ABG parameters consisted of partial pressure of carbon dioxide (PCO2), partial oxygen pressure (PO2), bicarbonate (HCO3) and oxygen saturation (O2 sat). ABG parameters were measured once at entry into ICU and once at discharge from the ICU for both groups.
Data analysis
In a pilot study on 10 patients, the reliability of the observer as well as the reliability of the equipment were evaluated, separately. Kappa coefficient was used to estimate the reliability of the study, which was calculated to be more than 90% in both evaluations.
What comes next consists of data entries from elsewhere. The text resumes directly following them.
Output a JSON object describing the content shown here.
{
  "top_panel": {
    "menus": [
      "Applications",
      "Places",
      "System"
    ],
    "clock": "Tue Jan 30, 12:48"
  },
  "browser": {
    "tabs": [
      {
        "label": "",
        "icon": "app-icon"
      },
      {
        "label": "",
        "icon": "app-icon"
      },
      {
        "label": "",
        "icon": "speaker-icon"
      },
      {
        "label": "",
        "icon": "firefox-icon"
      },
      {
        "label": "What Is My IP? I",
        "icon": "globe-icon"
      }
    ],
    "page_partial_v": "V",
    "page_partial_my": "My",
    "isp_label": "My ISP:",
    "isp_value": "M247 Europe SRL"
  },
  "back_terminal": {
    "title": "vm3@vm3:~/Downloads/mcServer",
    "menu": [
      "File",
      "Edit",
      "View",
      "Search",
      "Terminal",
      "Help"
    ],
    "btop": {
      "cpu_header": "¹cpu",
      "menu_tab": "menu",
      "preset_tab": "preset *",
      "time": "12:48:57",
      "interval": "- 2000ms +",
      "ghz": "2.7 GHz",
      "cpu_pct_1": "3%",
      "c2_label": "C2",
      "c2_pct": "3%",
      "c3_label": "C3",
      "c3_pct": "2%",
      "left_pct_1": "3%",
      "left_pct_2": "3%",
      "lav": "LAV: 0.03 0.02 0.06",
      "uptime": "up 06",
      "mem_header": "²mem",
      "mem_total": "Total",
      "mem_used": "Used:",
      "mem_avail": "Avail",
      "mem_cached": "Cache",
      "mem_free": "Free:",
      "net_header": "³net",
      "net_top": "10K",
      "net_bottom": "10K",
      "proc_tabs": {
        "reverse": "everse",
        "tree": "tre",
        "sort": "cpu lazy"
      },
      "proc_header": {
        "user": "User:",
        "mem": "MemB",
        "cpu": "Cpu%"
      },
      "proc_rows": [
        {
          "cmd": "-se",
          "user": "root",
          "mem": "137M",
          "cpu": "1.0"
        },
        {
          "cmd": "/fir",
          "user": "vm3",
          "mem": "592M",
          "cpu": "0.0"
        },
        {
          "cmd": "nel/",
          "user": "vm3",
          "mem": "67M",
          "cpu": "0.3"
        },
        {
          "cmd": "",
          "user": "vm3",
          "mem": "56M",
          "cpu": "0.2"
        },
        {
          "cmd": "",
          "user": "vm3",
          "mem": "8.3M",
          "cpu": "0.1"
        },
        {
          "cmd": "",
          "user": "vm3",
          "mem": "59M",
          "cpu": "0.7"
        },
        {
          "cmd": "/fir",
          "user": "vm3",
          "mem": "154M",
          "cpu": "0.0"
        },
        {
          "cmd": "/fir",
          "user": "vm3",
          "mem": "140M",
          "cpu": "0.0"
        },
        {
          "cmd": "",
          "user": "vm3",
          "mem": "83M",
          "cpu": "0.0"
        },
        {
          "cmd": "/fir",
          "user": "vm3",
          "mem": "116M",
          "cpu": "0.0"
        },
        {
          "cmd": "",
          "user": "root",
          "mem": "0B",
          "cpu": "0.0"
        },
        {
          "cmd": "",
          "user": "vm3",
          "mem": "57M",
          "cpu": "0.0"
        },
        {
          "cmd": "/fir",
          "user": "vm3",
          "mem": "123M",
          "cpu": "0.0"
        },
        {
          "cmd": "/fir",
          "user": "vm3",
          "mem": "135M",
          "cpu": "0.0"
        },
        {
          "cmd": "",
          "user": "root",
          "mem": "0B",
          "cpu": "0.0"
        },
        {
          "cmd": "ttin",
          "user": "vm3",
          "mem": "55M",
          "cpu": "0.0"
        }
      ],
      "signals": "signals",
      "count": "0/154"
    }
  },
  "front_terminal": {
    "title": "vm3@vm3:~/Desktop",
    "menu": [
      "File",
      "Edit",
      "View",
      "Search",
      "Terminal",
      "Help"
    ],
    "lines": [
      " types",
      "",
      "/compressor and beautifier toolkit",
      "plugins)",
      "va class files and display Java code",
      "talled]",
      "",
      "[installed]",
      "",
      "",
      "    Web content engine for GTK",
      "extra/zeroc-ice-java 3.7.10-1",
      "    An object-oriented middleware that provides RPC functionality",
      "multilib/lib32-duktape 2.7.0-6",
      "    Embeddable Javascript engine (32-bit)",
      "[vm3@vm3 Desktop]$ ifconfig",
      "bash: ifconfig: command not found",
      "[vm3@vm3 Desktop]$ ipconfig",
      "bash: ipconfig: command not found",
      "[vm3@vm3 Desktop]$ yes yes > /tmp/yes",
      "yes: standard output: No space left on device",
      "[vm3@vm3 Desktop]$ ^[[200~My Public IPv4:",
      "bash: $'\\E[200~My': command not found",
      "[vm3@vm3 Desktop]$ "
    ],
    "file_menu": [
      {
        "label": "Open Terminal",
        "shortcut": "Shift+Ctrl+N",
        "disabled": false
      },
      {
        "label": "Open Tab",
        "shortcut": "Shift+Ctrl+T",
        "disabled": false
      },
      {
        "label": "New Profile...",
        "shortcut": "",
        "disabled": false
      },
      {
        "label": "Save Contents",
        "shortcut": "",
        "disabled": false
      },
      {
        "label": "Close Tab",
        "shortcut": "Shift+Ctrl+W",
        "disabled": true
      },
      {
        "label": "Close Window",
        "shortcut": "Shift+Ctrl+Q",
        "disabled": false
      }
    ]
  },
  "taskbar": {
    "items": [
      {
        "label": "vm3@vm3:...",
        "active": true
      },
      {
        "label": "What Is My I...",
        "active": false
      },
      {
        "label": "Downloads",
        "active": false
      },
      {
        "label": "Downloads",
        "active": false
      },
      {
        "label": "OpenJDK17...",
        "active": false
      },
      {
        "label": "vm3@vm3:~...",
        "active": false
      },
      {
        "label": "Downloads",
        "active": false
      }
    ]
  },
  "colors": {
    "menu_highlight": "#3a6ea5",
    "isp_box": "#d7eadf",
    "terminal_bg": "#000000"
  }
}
Student’s t-test analyses were used to compare the study variables at a confidence interval of 95%, using SPSS.
Results
Flow of participants through the trial
Sixty seven patients as candidates for open cardiac surgery using the mid-sternotomy technique were screened for eligibility between October 2011 and November 2012. In the present clinical trial, 60 patients were randomly assigned to groups A (n=30) and B (n=30). Seven patients were excluded from the study for various reasons including arthritis, dissatisfaction and lack of access (Figure 1). The groups A and B had similar baseline demographic characteristics and difference between them was not statistically significant [age: P=0.096; sex: P=0.97; smoking: P=0.51; diabetes mellitus: P=0.51; body mass index (BMI): P=0.29, duration of operation: P=0.82; Table 1].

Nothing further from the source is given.